Это жилище, полностью меблированное, гостеприимно ожидавшее своих постояльцев — с распахнутыми дверями и вращающимися над огнем вертелами, стоило четыре тысячи ливров в год. Олимпия дала понять Баньеру, устрашившемуся значительности суммы, что оно — истинная находка для нанимателей и подлинный убыток для домохозяина и что она не может постичь, как такое счастье с первого же раза выпало двум изгоям, к которым иезуиты не обязаны были испытывать особое уважение, а потому своими проклятиями непременно должны были бы навсегда рассорить нашу парочку с Провидением.
Они заплатили за два срока вперед, заплатили за вино, за дрова — за все, чтобы обеспечить себе шесть месяцев незамутенного счастья. Когда же Баньер (что, надо признать, приключалось всякую минуту) глядел, как из свертка уходит очередной луидор, отправляясь в совсем чужой карман, и неотрывно, так долго, как мог, следил за его невозвратным полетом, Олимпия говорила ему, смеясь:
— Ведь то, что мы купили, нам необходимо, не так ли?

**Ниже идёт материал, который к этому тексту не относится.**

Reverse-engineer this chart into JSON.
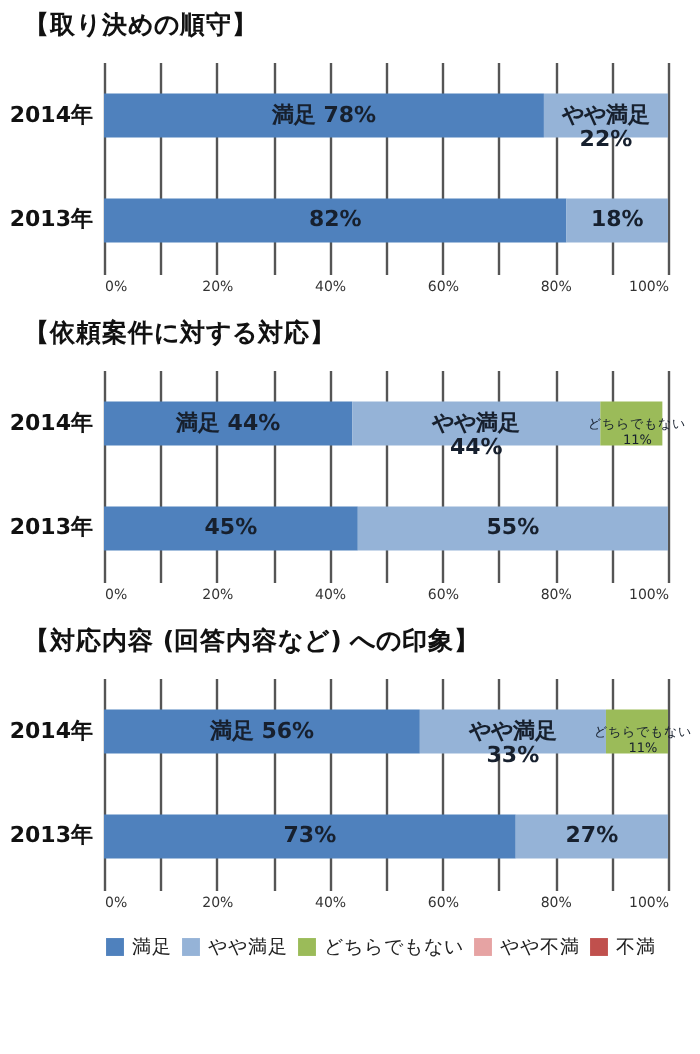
{
  "chart_data": [
    {
      "type": "bar",
      "title": "【取り決めの順守】",
      "orientation": "horizontal",
      "stacked": true,
      "categories": [
        "2014年",
        "2013年"
      ],
      "series": [
        {
          "color": "#4f81bd",
          "values": [
            78,
            82
          ],
          "value_labels": [
            "満足 78%",
            "82%"
          ]
        },
        {
          "color": "#95b3d7",
          "values": [
            22,
            18
          ],
          "value_labels": [
            "やや満足\n22%",
            "18%"
          ]
        }
      ],
      "xlim": [
        0,
        100
      ],
      "xticks": [
        {
          "value": 0,
          "label": "0%"
        },
        {
          "value": 10,
          "label": null
        },
        {
          "value": 20,
          "label": "20%"
        },
        {
          "value": 30,
          "label": null
        },
        {
          "value": 40,
          "label": "40%"
        },
        {
          "value": 50,
          "label": null
        },
        {
          "value": 60,
          "label": "60%"
        },
        {
          "value": 70,
          "label": null
        },
        {
          "value": 80,
          "label": "80%"
        },
        {
          "value": 90,
          "label": null
        },
        {
          "value": 100,
          "label": "100%"
        }
      ],
      "grid": "x"
    },
    {
      "type": "bar",
      "title": "【依頼案件に対する対応】",
      "orientation": "horizontal",
      "stacked": true,
      "categories": [
        "2014年",
        "2013年"
      ],
      "series": [
        {
          "color": "#4f81bd",
          "values": [
            44,
            45
          ],
          "value_labels": [
            "満足 44%",
            "45%"
          ]
        },
        {
          "color": "#95b3d7",
          "values": [
            44,
            55
          ],
          "value_labels": [
            "やや満足\n44%",
            "55%"
          ]
        },
        {
          "color": "#9bbb59",
          "values": [
            11,
            null
          ],
          "value_labels": [
            "どちらでもない\n11%",
            null
          ]
        }
      ],
      "xlim": [
        0,
        100
      ],
      "xticks": [
        {
          "value": 0,
          "label": "0%"
        },
        {
          "value": 10,
          "label": null
        },
        {
          "value": 20,
          "label": "20%"
        },
        {
          "value": 30,
          "label": null
        },
        {
          "value": 40,
          "label": "40%"
        },
        {
          "value": 50,
          "label": null
        },
        {
          "value": 60,
          "label": "60%"
        },
        {
          "value": 70,
          "label": null
        },
        {
          "value": 80,
          "label": "80%"
        },
        {
          "value": 90,
          "label": null
        },
        {
          "value": 100,
          "label": "100%"
        }
      ],
      "grid": "x"
    },
    {
      "type": "bar",
      "title": "【対応内容 (回答内容など) への印象】",
      "orientation": "horizontal",
      "stacked": true,
      "categories": [
        "2014年",
        "2013年"
      ],
      "series": [
        {
          "name": "満足",
          "color": "#4f81bd",
          "values": [
            56,
            73
          ],
          "value_labels": [
            "満足 56%",
            "73%"
          ]
        },
        {
          "name": "やや満足",
          "color": "#95b3d7",
          "values": [
            33,
            27
          ],
          "value_labels": [
            "やや満足\n33%",
            "27%"
          ]
        },
        {
          "name": "どちらでもない",
          "color": "#9bbb59",
          "values": [
            11,
            null
          ],
          "value_labels": [
            "どちらでもない\n11%",
            null
          ]
        },
        {
          "name": "やや不満",
          "color": "#e6a3a3",
          "values": [
            null,
            null
          ]
        },
        {
          "name": "不満",
          "color": "#c0504d",
          "values": [
            null,
            null
          ]
        }
      ],
      "xlim": [
        0,
        100
      ],
      "xticks": [
        {
          "value": 0,
          "label": "0%"
        },
        {
          "value": 10,
          "label": null
        },
        {
          "value": 20,
          "label": "20%"
        },
        {
          "value": 30,
          "label": null
        },
        {
          "value": 40,
          "label": "40%"
        },
        {
          "value": 50,
          "label": null
        },
        {
          "value": 60,
          "label": "60%"
        },
        {
          "value": 70,
          "label": null
        },
        {
          "value": 80,
          "label": "80%"
        },
        {
          "value": 90,
          "label": null
        },
        {
          "value": 100,
          "label": "100%"
        }
      ],
      "grid": "x",
      "legend": "bottom"
    }
  ]
}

— Нуда, — отвечал он, не научившись держаться иного мнения, кроме того, что было у Олимпии.
— А то, что необходимо, способствует счастью, разве не так?
— Несомненно, — утвердительно кивал он, глядя на нее с таким видом, будто хотел доказать, что она ему весьма, до самой крайности необходима.
— Разве счастье не есть та цель, какой всякий на этом свете живущий призван добиваться?
— И мы обрели его! — восклицал Баньер.
— Что же тогда? — спрашивала Олимпия. — Если мы счастливы, что вас так тревожит, друг мой?
— Ах, — вздыхал он. — Меня беспокоит длительность этого блаженства.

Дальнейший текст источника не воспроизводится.